April 20, 2018

Ludmila (Mila) Pollock | Movers & Shakers 2016 – Educators

Ludmila (Mila) Pollock


Executive Director, Library and Archives, Genentech Center for the History of Molecular Biology and Biotechnology, Cold Spring Harbor Laboratory, NY


MLS, St. John’s University, 1995


repository.cshl.edu; library.cshl.edu/memoryboard

Photo by Constance Brukin

Science History Wrangler

As a child in the USSR, Mila Pollock loved both her grandma’s extensive library and the medical stories her mom, a physician, told her. Eventually, that combination led her to medical librarianship. From 1981 to 1992, she worked in the reference department at the State Central Scientific Medical Library in Moscow. She loved the job but immigrated to this country to be with her American husband, Don, a dedicated science teacher, to whom she credits much of her success here.

Debbie Rand, then the director of Long Island Jewish Hospital Medical Library, New Hyde Park, NY, became her mentor and helped inspire her to pursue her work in the States. “She made me believe I could implement the knowledge I had while learning new things,” says Pollock.

Throughout her 16-year career at Cold Spring Harbor Laboratory (CSHL), Pollock has been innovatively providing medical professionals and scientists access to vast amounts of historical knowledge. Her oral history project has been one of the most rewarding. It began spontaneously in 2000, during a gathering of scientists. Pollock spoke with them about their work and the future of the field. “I realized that if I could record the conversations of these extraordinary people, then many others would be able hear what they had to say. I sent a staffer out that day to buy our first simple video camera. Today our collection of 157 video interviews is widely used.”

Pollock and her colleagues are working on a comprehensive website and ebook on the Human Genome Project (HGP), not surprising given that CSHL houses the papers of Nobel Prize laureate James D. Watson, first director of HGP and codiscoverer of the structure of DNA, who led the lab from 1968 to 2003. “I have never met a science librarian with more spunk and creative mettle than Mila Pollock!” Watson says.

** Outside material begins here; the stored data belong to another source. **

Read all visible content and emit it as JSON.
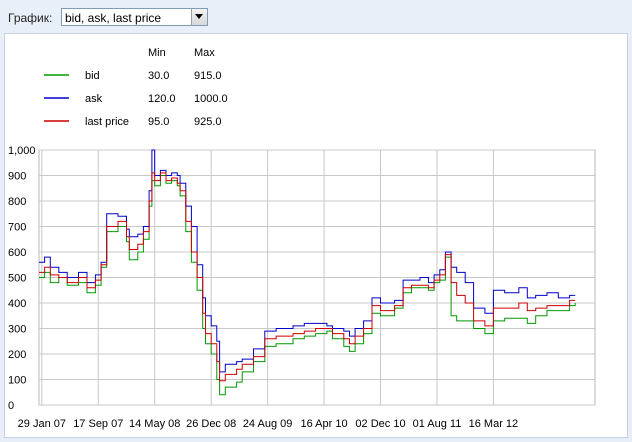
{
  "selector": {
    "label": "График:",
    "value": "bid, ask, last price"
  },
  "legend": {
    "min_header": "Min",
    "max_header": "Max",
    "rows": [
      {
        "name": "bid",
        "min": "30.0",
        "max": "915.0",
        "color": "#009900"
      },
      {
        "name": "ask",
        "min": "120.0",
        "max": "1000.0",
        "color": "#0000cc"
      },
      {
        "name": "last price",
        "min": "95.0",
        "max": "925.0",
        "color": "#cc0000"
      }
    ]
  },
  "chart_data": {
    "type": "line",
    "y_ticks": [
      "1,000",
      "900",
      "800",
      "700",
      "600",
      "500",
      "400",
      "300",
      "200",
      "100",
      "0"
    ],
    "x_ticks": [
      "29 Jan 07",
      "17 Sep 07",
      "14 May 08",
      "26 Dec 08",
      "24 Aug 09",
      "16 Apr 10",
      "02 Dec 10",
      "01 Aug 11",
      "16 Mar 12"
    ],
    "ylim": [
      0,
      1000
    ],
    "xlim": [
      0,
      9.85
    ],
    "grid": true,
    "series": [
      {
        "name": "bid",
        "color": "#009900",
        "points": [
          [
            0.0,
            500
          ],
          [
            0.1,
            520
          ],
          [
            0.2,
            480
          ],
          [
            0.35,
            500
          ],
          [
            0.5,
            470
          ],
          [
            0.7,
            480
          ],
          [
            0.85,
            440
          ],
          [
            1.0,
            470
          ],
          [
            1.1,
            540
          ],
          [
            1.2,
            680
          ],
          [
            1.4,
            700
          ],
          [
            1.55,
            640
          ],
          [
            1.6,
            570
          ],
          [
            1.75,
            600
          ],
          [
            1.85,
            650
          ],
          [
            1.95,
            780
          ],
          [
            2.0,
            880
          ],
          [
            2.05,
            860
          ],
          [
            2.15,
            900
          ],
          [
            2.25,
            870
          ],
          [
            2.35,
            880
          ],
          [
            2.45,
            860
          ],
          [
            2.5,
            820
          ],
          [
            2.6,
            680
          ],
          [
            2.7,
            560
          ],
          [
            2.8,
            450
          ],
          [
            2.9,
            300
          ],
          [
            2.95,
            240
          ],
          [
            3.05,
            200
          ],
          [
            3.15,
            100
          ],
          [
            3.2,
            40
          ],
          [
            3.3,
            70
          ],
          [
            3.5,
            90
          ],
          [
            3.6,
            130
          ],
          [
            3.8,
            170
          ],
          [
            4.0,
            230
          ],
          [
            4.2,
            240
          ],
          [
            4.5,
            260
          ],
          [
            4.7,
            270
          ],
          [
            4.9,
            280
          ],
          [
            5.1,
            290
          ],
          [
            5.2,
            260
          ],
          [
            5.4,
            230
          ],
          [
            5.5,
            210
          ],
          [
            5.6,
            240
          ],
          [
            5.75,
            280
          ],
          [
            5.9,
            360
          ],
          [
            6.05,
            350
          ],
          [
            6.3,
            380
          ],
          [
            6.45,
            440
          ],
          [
            6.6,
            460
          ],
          [
            6.75,
            460
          ],
          [
            6.9,
            450
          ],
          [
            7.0,
            480
          ],
          [
            7.1,
            490
          ],
          [
            7.2,
            580
          ],
          [
            7.3,
            350
          ],
          [
            7.4,
            330
          ],
          [
            7.55,
            330
          ],
          [
            7.7,
            300
          ],
          [
            7.9,
            280
          ],
          [
            8.05,
            330
          ],
          [
            8.25,
            340
          ],
          [
            8.5,
            340
          ],
          [
            8.65,
            320
          ],
          [
            8.8,
            350
          ],
          [
            9.0,
            370
          ],
          [
            9.2,
            370
          ],
          [
            9.4,
            390
          ],
          [
            9.5,
            400
          ]
        ]
      },
      {
        "name": "ask",
        "color": "#0000cc",
        "points": [
          [
            0.0,
            560
          ],
          [
            0.1,
            580
          ],
          [
            0.2,
            540
          ],
          [
            0.35,
            520
          ],
          [
            0.5,
            500
          ],
          [
            0.7,
            520
          ],
          [
            0.85,
            480
          ],
          [
            1.0,
            510
          ],
          [
            1.1,
            560
          ],
          [
            1.2,
            750
          ],
          [
            1.4,
            740
          ],
          [
            1.55,
            690
          ],
          [
            1.6,
            660
          ],
          [
            1.75,
            670
          ],
          [
            1.85,
            700
          ],
          [
            1.95,
            840
          ],
          [
            2.0,
            1000
          ],
          [
            2.05,
            900
          ],
          [
            2.15,
            920
          ],
          [
            2.25,
            900
          ],
          [
            2.35,
            910
          ],
          [
            2.45,
            900
          ],
          [
            2.5,
            870
          ],
          [
            2.6,
            780
          ],
          [
            2.7,
            700
          ],
          [
            2.8,
            550
          ],
          [
            2.9,
            420
          ],
          [
            2.95,
            350
          ],
          [
            3.05,
            310
          ],
          [
            3.15,
            250
          ],
          [
            3.2,
            130
          ],
          [
            3.3,
            160
          ],
          [
            3.5,
            170
          ],
          [
            3.6,
            180
          ],
          [
            3.8,
            220
          ],
          [
            4.0,
            290
          ],
          [
            4.2,
            300
          ],
          [
            4.5,
            310
          ],
          [
            4.7,
            320
          ],
          [
            4.9,
            320
          ],
          [
            5.1,
            310
          ],
          [
            5.2,
            300
          ],
          [
            5.4,
            290
          ],
          [
            5.5,
            270
          ],
          [
            5.6,
            300
          ],
          [
            5.75,
            330
          ],
          [
            5.9,
            420
          ],
          [
            6.05,
            400
          ],
          [
            6.3,
            410
          ],
          [
            6.45,
            490
          ],
          [
            6.6,
            490
          ],
          [
            6.75,
            500
          ],
          [
            6.9,
            480
          ],
          [
            7.0,
            510
          ],
          [
            7.1,
            530
          ],
          [
            7.2,
            600
          ],
          [
            7.3,
            540
          ],
          [
            7.4,
            520
          ],
          [
            7.55,
            480
          ],
          [
            7.7,
            380
          ],
          [
            7.9,
            360
          ],
          [
            8.05,
            450
          ],
          [
            8.25,
            440
          ],
          [
            8.5,
            460
          ],
          [
            8.65,
            420
          ],
          [
            8.8,
            430
          ],
          [
            9.0,
            440
          ],
          [
            9.2,
            420
          ],
          [
            9.4,
            430
          ],
          [
            9.5,
            430
          ]
        ]
      },
      {
        "name": "last price",
        "color": "#cc0000",
        "points": [
          [
            0.0,
            520
          ],
          [
            0.1,
            540
          ],
          [
            0.2,
            510
          ],
          [
            0.35,
            500
          ],
          [
            0.5,
            480
          ],
          [
            0.7,
            500
          ],
          [
            0.85,
            460
          ],
          [
            1.0,
            490
          ],
          [
            1.1,
            550
          ],
          [
            1.2,
            700
          ],
          [
            1.4,
            720
          ],
          [
            1.55,
            660
          ],
          [
            1.6,
            610
          ],
          [
            1.75,
            630
          ],
          [
            1.85,
            680
          ],
          [
            1.95,
            800
          ],
          [
            2.0,
            910
          ],
          [
            2.05,
            880
          ],
          [
            2.15,
            910
          ],
          [
            2.25,
            880
          ],
          [
            2.35,
            890
          ],
          [
            2.45,
            870
          ],
          [
            2.5,
            840
          ],
          [
            2.6,
            720
          ],
          [
            2.7,
            600
          ],
          [
            2.8,
            500
          ],
          [
            2.9,
            360
          ],
          [
            2.95,
            280
          ],
          [
            3.05,
            240
          ],
          [
            3.15,
            170
          ],
          [
            3.2,
            95
          ],
          [
            3.3,
            120
          ],
          [
            3.5,
            140
          ],
          [
            3.6,
            160
          ],
          [
            3.8,
            190
          ],
          [
            4.0,
            260
          ],
          [
            4.2,
            270
          ],
          [
            4.5,
            280
          ],
          [
            4.7,
            290
          ],
          [
            4.9,
            300
          ],
          [
            5.1,
            300
          ],
          [
            5.2,
            280
          ],
          [
            5.4,
            260
          ],
          [
            5.5,
            240
          ],
          [
            5.6,
            270
          ],
          [
            5.75,
            300
          ],
          [
            5.9,
            390
          ],
          [
            6.05,
            370
          ],
          [
            6.3,
            390
          ],
          [
            6.45,
            460
          ],
          [
            6.6,
            470
          ],
          [
            6.75,
            470
          ],
          [
            6.9,
            460
          ],
          [
            7.0,
            490
          ],
          [
            7.1,
            510
          ],
          [
            7.2,
            590
          ],
          [
            7.3,
            480
          ],
          [
            7.4,
            430
          ],
          [
            7.55,
            400
          ],
          [
            7.7,
            330
          ],
          [
            7.9,
            310
          ],
          [
            8.05,
            380
          ],
          [
            8.25,
            380
          ],
          [
            8.5,
            400
          ],
          [
            8.65,
            370
          ],
          [
            8.8,
            380
          ],
          [
            9.0,
            390
          ],
          [
            9.2,
            390
          ],
          [
            9.4,
            410
          ],
          [
            9.5,
            410
          ]
        ]
      }
    ]
  }
}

Pollock’s passion is making navigating topics with immense amounts of information less challenging. “My most fervent hope is to do similar projects, especially one covering the history of cancer research.”

This article was published in Library Journal. Subscribe today and save up to 35% off the regular subscription rate.



  1. Congratulations, Mila! Working with you is always exciting. You have fantastic ideas and tremendous energy. You are the epitome of a Mover & Shaker.

  2. One of the most rewarding aspects of academic research librarianship in the greater NYC area is the wonderful professional networking and fantastic colleagues. You are right at the top of the list, Mila. Congratulations! You ARE a “mover and shaker.”

  3. Laura Whitman, MD says:

    From Moscow to New York City, I have admired Mila’s intellectual curiosity and bright spirit. Congratulations, dear friend! Laura Whitman, MD

  4. Donna Gibson says:

    Mila – Congratulations on being recognized as a Mover & Shaker. A well deserved acknowledgement of your contributions to your organization and to our network of information professionals!

  5. Jonathan Wachtel says:

    Enjoyed learning these impressive details about you and your passion.